Alberto : Te amo María (Je t’aime María)
María : Déjame Alberto, si no quieres hacer infeliz a una familia (Laisse-moi Alberto si tu ne veux pas rendre une famille malheureuse)
Alberto : Pero, María… (Mais, María…)
María : Ni una palabra más Alberto, soy católica (Pas un mot de plus Alberto, je suis catholique)

Tous les appartements de l’immeuble donnent sur une cour étroite comme un puits. Le voisin du dernier étage ayant construit de manière parfaitement illégale, et sans se soucier des autres, une passerelle pour relier son salon à sa cuisine, nous sommes pratiquement privés du joli soleil qui brille au-dehors. Gladys habite au rez-de-chaussée en compagnie de ses quatre chats. Son appartement doit certainement être noir comme un four. Et dans ce four brille continuellement une lumière unique, comme la servante du théâtre : l’écran de la télévision.

Gladys ne se contente pas de regarder passivement ses programmes favoris : elle participe, elle commente, met en garde les personnages, rit à gorge déployée d’un rire démoniaque qui, parfois, m’effraie. La cour jouant parfaitement son rôle de caisse de résonance, je profite de tous ses commentaires dont je livre ici un florilège :

« Ne la crois pas, c’est une salope, elle a couché avec ton frère » (Gladys peut devenir affreusement grossière lorsqu’elle est prise dans le feu de l’action)

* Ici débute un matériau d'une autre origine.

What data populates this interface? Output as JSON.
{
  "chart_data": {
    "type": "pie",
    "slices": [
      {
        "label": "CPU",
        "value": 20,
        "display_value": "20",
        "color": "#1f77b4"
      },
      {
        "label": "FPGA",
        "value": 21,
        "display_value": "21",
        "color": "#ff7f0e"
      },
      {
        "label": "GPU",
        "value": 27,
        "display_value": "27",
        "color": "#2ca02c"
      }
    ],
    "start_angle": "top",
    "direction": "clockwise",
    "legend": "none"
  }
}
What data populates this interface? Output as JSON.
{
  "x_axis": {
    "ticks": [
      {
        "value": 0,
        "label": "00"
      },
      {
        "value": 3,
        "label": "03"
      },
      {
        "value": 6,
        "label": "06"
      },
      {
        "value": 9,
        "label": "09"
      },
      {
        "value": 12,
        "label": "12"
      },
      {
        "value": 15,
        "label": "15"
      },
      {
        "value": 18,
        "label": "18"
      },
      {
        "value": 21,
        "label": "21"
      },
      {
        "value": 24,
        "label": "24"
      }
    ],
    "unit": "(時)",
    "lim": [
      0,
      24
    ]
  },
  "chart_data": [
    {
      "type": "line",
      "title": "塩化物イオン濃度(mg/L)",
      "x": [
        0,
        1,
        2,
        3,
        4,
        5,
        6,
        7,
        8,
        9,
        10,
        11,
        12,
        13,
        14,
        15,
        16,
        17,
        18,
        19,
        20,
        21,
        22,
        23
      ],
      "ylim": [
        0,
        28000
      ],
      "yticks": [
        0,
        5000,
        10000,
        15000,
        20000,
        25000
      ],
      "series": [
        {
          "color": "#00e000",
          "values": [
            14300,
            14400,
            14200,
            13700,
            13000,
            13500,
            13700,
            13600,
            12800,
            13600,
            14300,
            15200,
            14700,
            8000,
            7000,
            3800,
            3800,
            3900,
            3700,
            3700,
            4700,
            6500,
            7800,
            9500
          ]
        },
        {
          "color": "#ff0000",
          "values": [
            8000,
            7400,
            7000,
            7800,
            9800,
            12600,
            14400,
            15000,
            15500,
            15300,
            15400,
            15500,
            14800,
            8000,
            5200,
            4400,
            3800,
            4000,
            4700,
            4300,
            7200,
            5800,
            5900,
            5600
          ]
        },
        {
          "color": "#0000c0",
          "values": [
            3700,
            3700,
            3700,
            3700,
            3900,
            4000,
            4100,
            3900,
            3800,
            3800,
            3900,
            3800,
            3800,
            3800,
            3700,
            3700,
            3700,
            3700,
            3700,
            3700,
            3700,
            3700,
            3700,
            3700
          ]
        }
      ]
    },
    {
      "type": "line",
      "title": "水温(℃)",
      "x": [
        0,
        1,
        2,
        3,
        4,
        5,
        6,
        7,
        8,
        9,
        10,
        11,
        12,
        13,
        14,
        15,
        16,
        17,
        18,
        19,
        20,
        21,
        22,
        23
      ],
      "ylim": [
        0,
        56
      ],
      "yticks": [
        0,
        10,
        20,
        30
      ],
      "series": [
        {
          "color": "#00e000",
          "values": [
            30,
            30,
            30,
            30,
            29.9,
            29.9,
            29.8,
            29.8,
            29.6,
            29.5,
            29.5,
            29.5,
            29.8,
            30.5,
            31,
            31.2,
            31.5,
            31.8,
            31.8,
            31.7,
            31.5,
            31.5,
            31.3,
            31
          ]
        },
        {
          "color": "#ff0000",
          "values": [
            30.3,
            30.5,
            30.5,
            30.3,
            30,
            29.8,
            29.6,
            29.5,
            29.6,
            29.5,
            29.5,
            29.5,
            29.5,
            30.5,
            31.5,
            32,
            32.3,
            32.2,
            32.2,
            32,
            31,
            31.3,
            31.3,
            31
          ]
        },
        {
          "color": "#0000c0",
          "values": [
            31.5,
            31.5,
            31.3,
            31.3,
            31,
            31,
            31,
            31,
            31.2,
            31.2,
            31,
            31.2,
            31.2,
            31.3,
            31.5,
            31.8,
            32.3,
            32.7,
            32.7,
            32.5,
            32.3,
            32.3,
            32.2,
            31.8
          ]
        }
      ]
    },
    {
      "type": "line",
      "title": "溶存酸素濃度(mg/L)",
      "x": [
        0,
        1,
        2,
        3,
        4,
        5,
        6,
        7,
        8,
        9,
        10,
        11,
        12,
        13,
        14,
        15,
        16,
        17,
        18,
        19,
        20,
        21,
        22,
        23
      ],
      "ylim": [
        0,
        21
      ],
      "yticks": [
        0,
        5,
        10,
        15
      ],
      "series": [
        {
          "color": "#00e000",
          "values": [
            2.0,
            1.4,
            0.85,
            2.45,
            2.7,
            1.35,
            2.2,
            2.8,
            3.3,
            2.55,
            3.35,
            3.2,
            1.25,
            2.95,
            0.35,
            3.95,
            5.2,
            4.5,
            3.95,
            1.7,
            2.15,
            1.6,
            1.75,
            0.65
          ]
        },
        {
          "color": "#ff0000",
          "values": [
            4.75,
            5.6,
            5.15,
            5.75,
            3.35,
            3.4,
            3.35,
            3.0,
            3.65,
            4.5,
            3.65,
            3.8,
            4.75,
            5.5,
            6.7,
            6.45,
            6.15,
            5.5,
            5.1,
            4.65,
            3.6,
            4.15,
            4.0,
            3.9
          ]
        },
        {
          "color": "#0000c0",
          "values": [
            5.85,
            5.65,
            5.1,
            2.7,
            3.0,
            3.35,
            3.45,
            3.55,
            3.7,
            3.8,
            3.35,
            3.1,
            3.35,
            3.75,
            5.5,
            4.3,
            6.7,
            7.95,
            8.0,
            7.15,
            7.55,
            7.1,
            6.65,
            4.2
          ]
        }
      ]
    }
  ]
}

« No le abras la puerta, es un vividor. ¡Tiene otra mujer ! »
(« N´ouvre pas la porte, c´est un profiteur, il a une autre femme ! »)

« ¡Que bueno ! Se lo merece el desgraciado. Nunca se va a casar con él! »
(« Bien fait pour lui ! Il le mérite ce sale type. Jamais elle ne se mariera avec lui!)

Soucieuse de faire partager sa passion, elle lance parfois un conseil sonore à la voisine du premier (qui pour notre malheur est sourde) : « ¿No conoces esta ? Pásale al dos. Veela , está buenísima ! » (Tu ne la connais pas celle-là ? Mets la deux. Regarde-la, elle est géniale !)

Il m’arrive, je le confesse, d’avoir de mauvaises pensées à l’encontre de Gladys. En particulier le dimanche matin, lorsque je me réveille en sursaut à 8h au cri de « María-Gabriela es una cabrona ! » Mais je m’attendris à nouveau lorsque, quelques instants plus tard, je l’entends dire à ses chats : « allez les garçons, sortez dans la cour profiter du rayon de soleil »

Parfois je me dis que Gladys est folle… Et puis, je me ravise, María-Gabriela est vraiment une salope.